Free panel will explain uses, benefits of minimally invasive surgery
Special to The Union
Janice Varrone, of Yuba City, had her gall bladder removed in June and was back to work in a week, thanks to the minimally invasive surgery procedure used by her surgeon, Dr. Thomas Boyle, of Grass Valley.
Boyle and three other surgeons will present a free panel lecture Wednesday, Sept. 9 to explain the advancements in minimally invasive surgery, how it can be used for a variety of surgical needs, and the benefits it offers to patients.
Minimally invasive surgery, or laparoscopy, began in the 1980s, Boyle explained, and has been improved ever since to the point where 96 percent of gall bladder surgeries are now done this way.
Varonne can testify as to why.
“The whole thing was over in two hours, from check-in to leaving recovery,” she said. “I needed no pain meds, and I have no scarring, just a few thin lines below my navel.”
Those lines, according to Boyle, are small “ports,” or incisions through which the surgeon inserts devices that include a light source and tiny camera, and other tools needed for the procedure. In the case of gall bladder removal, one “port” is large enough extract the organ.
Boyle said the word laparoscopic stems from the Greek root “lapara,” simply defined as the flank or loin, but meaning “the soft parts of the body between the rib margins and hips.” Skopein is the Greek root for scope, meaning to view or examine.

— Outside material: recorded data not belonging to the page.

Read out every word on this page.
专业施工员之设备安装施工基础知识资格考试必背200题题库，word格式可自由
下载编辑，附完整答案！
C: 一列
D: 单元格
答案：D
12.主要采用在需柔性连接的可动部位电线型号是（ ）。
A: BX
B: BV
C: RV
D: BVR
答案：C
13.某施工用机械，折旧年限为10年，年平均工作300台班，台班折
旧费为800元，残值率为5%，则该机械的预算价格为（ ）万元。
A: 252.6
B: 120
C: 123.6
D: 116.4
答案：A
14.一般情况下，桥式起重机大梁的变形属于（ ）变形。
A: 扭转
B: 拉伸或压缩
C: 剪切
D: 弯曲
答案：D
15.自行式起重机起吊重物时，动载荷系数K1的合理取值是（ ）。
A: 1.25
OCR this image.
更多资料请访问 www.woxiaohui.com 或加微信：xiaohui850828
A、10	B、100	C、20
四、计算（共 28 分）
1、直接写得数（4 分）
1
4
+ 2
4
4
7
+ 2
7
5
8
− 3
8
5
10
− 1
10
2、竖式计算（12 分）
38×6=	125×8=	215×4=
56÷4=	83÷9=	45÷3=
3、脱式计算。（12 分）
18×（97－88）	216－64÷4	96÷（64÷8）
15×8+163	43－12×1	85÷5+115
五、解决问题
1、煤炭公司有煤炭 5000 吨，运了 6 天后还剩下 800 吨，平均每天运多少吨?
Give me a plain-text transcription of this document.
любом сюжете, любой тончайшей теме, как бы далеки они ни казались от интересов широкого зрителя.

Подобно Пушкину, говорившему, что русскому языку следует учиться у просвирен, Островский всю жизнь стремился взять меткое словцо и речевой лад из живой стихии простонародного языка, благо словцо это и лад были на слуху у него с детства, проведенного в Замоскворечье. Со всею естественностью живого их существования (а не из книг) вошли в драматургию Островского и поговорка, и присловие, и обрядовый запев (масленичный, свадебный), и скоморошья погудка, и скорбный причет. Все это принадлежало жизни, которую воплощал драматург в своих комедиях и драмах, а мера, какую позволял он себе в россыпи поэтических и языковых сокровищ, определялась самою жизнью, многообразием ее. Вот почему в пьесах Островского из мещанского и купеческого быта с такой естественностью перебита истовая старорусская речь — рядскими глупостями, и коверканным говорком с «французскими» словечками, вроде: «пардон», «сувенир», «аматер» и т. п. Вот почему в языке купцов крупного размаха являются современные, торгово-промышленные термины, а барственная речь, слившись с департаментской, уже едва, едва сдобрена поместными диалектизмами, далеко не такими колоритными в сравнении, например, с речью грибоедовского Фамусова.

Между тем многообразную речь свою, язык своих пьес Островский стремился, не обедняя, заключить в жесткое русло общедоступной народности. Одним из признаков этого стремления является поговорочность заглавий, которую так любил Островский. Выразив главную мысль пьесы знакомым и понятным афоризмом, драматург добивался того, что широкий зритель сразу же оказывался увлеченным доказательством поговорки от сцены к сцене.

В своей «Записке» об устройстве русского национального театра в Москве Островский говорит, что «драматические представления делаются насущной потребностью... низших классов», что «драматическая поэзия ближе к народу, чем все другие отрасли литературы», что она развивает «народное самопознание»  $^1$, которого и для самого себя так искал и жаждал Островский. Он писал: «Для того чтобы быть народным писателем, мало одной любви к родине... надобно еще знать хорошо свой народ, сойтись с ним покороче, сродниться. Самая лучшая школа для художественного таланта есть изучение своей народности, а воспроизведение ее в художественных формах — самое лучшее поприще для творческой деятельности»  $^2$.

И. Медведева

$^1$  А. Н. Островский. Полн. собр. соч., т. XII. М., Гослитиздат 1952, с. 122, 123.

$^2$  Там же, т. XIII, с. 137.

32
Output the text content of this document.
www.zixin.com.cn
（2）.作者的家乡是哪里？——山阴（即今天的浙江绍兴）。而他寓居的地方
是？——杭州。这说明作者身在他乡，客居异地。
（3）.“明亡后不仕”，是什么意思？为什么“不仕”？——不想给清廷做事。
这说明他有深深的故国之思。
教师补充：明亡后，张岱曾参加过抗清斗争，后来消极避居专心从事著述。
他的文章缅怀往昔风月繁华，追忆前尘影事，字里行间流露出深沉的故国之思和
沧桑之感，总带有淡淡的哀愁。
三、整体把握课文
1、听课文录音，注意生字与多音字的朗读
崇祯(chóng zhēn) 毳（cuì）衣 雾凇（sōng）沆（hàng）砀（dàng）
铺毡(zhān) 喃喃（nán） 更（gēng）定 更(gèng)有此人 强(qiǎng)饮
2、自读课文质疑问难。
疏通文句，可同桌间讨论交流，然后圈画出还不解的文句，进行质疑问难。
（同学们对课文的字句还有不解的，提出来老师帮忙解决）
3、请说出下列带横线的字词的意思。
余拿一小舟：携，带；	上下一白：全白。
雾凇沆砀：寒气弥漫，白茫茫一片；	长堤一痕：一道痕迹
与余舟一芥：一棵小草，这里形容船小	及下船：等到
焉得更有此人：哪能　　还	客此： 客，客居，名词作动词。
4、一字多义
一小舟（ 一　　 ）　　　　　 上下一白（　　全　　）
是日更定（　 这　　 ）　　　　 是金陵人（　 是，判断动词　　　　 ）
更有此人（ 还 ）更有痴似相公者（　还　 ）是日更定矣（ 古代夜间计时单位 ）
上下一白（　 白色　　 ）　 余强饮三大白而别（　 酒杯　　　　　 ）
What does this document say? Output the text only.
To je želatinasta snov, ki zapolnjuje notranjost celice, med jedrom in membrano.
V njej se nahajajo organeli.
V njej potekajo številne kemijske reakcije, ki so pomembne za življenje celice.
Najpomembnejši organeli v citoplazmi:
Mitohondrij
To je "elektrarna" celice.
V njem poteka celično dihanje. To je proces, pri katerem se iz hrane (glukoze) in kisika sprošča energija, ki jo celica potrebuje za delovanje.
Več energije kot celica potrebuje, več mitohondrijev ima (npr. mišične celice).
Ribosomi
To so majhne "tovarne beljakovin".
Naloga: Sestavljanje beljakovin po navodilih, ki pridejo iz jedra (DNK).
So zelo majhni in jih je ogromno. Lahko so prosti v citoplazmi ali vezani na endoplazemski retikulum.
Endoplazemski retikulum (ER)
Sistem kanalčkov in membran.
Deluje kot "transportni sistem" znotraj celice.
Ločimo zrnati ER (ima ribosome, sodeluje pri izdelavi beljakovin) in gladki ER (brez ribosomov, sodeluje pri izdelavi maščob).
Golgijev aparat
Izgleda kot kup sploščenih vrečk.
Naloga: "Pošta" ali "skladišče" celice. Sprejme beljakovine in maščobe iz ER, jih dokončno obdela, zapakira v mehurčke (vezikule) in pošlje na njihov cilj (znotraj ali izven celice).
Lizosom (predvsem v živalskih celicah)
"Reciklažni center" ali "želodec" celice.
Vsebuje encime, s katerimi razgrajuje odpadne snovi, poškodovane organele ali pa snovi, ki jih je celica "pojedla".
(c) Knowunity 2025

“We actually insert our instruments and then make a space around the organ by injecting carbon dioxide,” he explained. “In effect, we make a little tent around the organ that allows us the room we need to view do our work.” The camera allows the surgeon and others in the operating room to see inside the body and manipulate instruments without actually opening it up.
These smaller incisions are the reason patients typically experience less pain and faster recovery, Boyle said.
The use of laparoscopes originated with gynecologists, Boyle said. Surgeons from other fields quickly realized the benefits and since then the use of laparoscopic procedures has exploded. Although driven by a desire to make surgery safer, less painful, and easier for patients, the technology is also the result of competition among product developers to make continuing improvements, and expand potential uses.
At SNMH, minimally invasive surgery is used for gall bladders, hernias and hiatal hernias, appendix, colon procedures, drainage of fluids, placement of catheters, biopsies, and removal of organs, he noted.
Surgeons taking part in the Sept. 9 panel discussion will be able to address all of these procedures. Along with Boyle the panelists will include Dr. William Statton, who will talk about thoracic (chest) surgeries; Dr. Stephen Waterbrook, who will cover hernia surgeries; and Dr. Nelson Maldonado, who will focus on breast surgeries.
“We view this panel as a chance to inform people in our community about what’s available here at our own hospital,” Boyle said. “We have highly trained, very intelligent physicians on our staff, but if we can’t do a procedure here we will get you to an excellent surgeon at another institution where they have the specialized training or technology needed to help you.”
Anyone now needing or anticipating future surgeries will find the panel of interest, he said, but it is open to the community at large.
All physicians providing care for patients at SNMH are members of the medical staff and are independent practitioners, not employees of the hospital.